Plusieurs capacités canadiennes correspondent aux domaines où la demande est forte, comme les activités liées aux efforts de survie, de relance et de modernisation, en particulier là où les marchés d’approvisionnement d’organismes donateurs, d’institutions financières internationales (IFI) et de gouvernements sont importants.
Résilience énergétique et reconstruction : Les dommages causés aux installations centralisées de production d’énergie thermique et d’hydroélectricité ont renforcé l’intérêt pour des systèmes énergétiques plus décentralisés et plus résilients. Le rapport RDNA5 fait état de besoins de relance d’environ 24,5 milliards de dollars américains (environ 33,5 milliards de dollars canadiens) en bioénergie et de 10,5 milliards de dollars américains (environ 14,3 milliards de dollars canadiens) en modernisation du réseau électrique. Les entreprises canadiennes peuvent disposer de capacités pertinentes dans des domaines tels que la production décentralisée, la modernisation des réseaux et les technologies de réseaux intelligents, le stockage industriel par batterie, les petits réacteurs modulaires (PRM) et la cybersécurité des infrastructures de services publics essentielles.
Infrastructures et logistique : Le maintien des corridors commerciaux terrestres et des chaînes d’approvisionnement nationales implique la réparation et la modernisation des actifs suivants :
- des ponts;
- des installations ferroviaires;
- des entrepôts;
- des infrastructures aux points de passage frontaliers.

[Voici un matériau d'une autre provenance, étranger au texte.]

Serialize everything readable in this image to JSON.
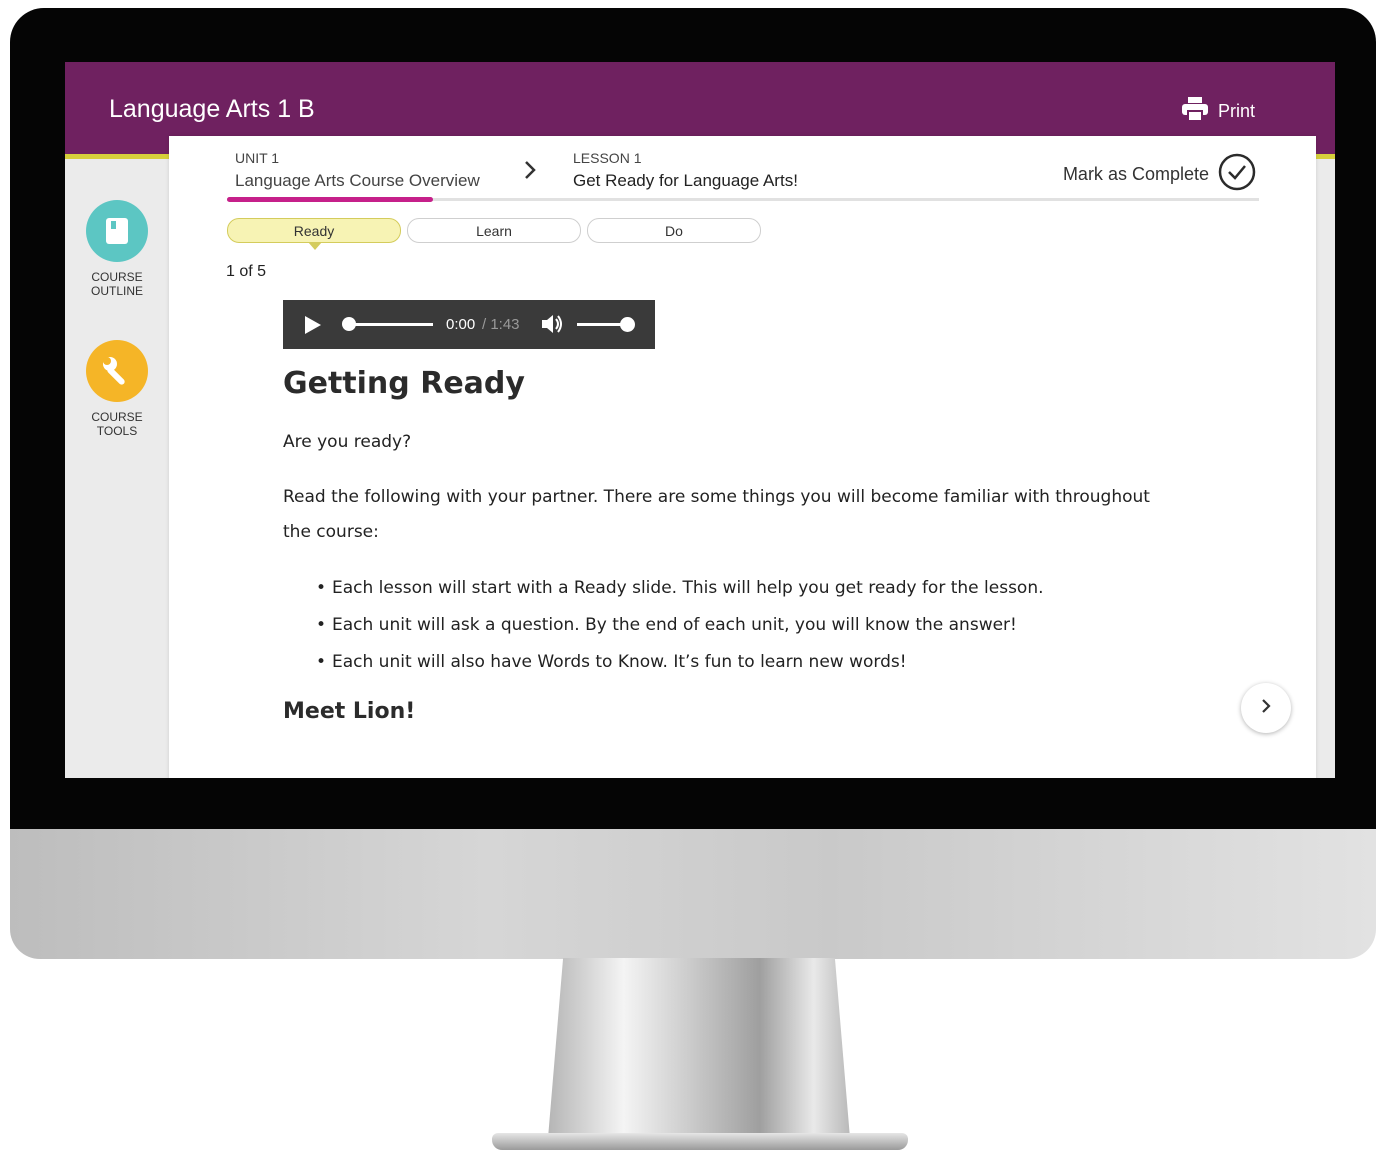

De nombreux projets dans ces domaines sont soutenus par des donateurs et des IFI, et leur avancement peut être suivi sur des plateformes telles que DREAM.
Logement et services municipaux : Les programmes d’investissement municipaux sont nombreux à inclure :
- le traitement de l’eau;
- la gestion des eaux usées;
- les services de gestion des déchets solides;
- la modernisation des réseaux de chauffage centralisés.
Défense et fabrication de technologies à double usage : Le secteur des technologies de défense de l’Ukraine, notamment les systèmes aériens sans pilote (UAS) et les véhicules terrestres robotisés, s’est développé rapidement pendant la guerre. En février 2026, le président Zelenskyy a déclaré que l’Ukraine avait l’intention d’ouvrir jusqu’à dix centres d’exportation d’armes à travers l’Europe d’ici la fin de l’année 2026 en vue de générer des revenus à partir de ses capacités de production excédentaires. Pour les entreprises canadiennes, la collaboration peut prendre la forme de coentreprises, de production sous licence ou de transfert de technologie; il convient toutefois de noter que les activités dans ce domaine sont fortement réglementées.
Les entreprises doivent comprendre que les activités dans les domaines de la défense et des technologies à double usage nécessitent une gouvernance renforcée, notamment en matière de contrôles à l’exportation canadiens, de vérification des sanctions et d’autorisations sectorielles propres à l’Ukraine. Lorsque des logiciels, des données ou des composants numériques sont en jeu, les dispositions relatives au commerce numérique de l’Accord de libre-échange Canada-Ukraine (ALECU) peuvent faciliter les activités transfrontalières et la protection de la propriété intellectuelle (PI), mais elles ne remplacent pas les exigences en matière de contrôle des exportations ou des sanctions.
Technologies gouvernementales et le numérique : Le virage numérique qui s’opère actuellement dans les services publics et les marchés publics en Ukraine peut créer des débouchés pour les entreprises canadiennes du secteur des technologies de l’information, notamment dans l’analyse des marchés publics, les outils de transparence et la cyberdéfense. Les engagements en matière de commerce numérique de l’ALECU peuvent renforcer les conditions de base de la prestation transfrontalière (p. ex., les transferts de données et la protection de la PI dans les services numériques), mais les entreprises doivent tout de même vérifier les règles sectorielles et les exigences des appels d’offres.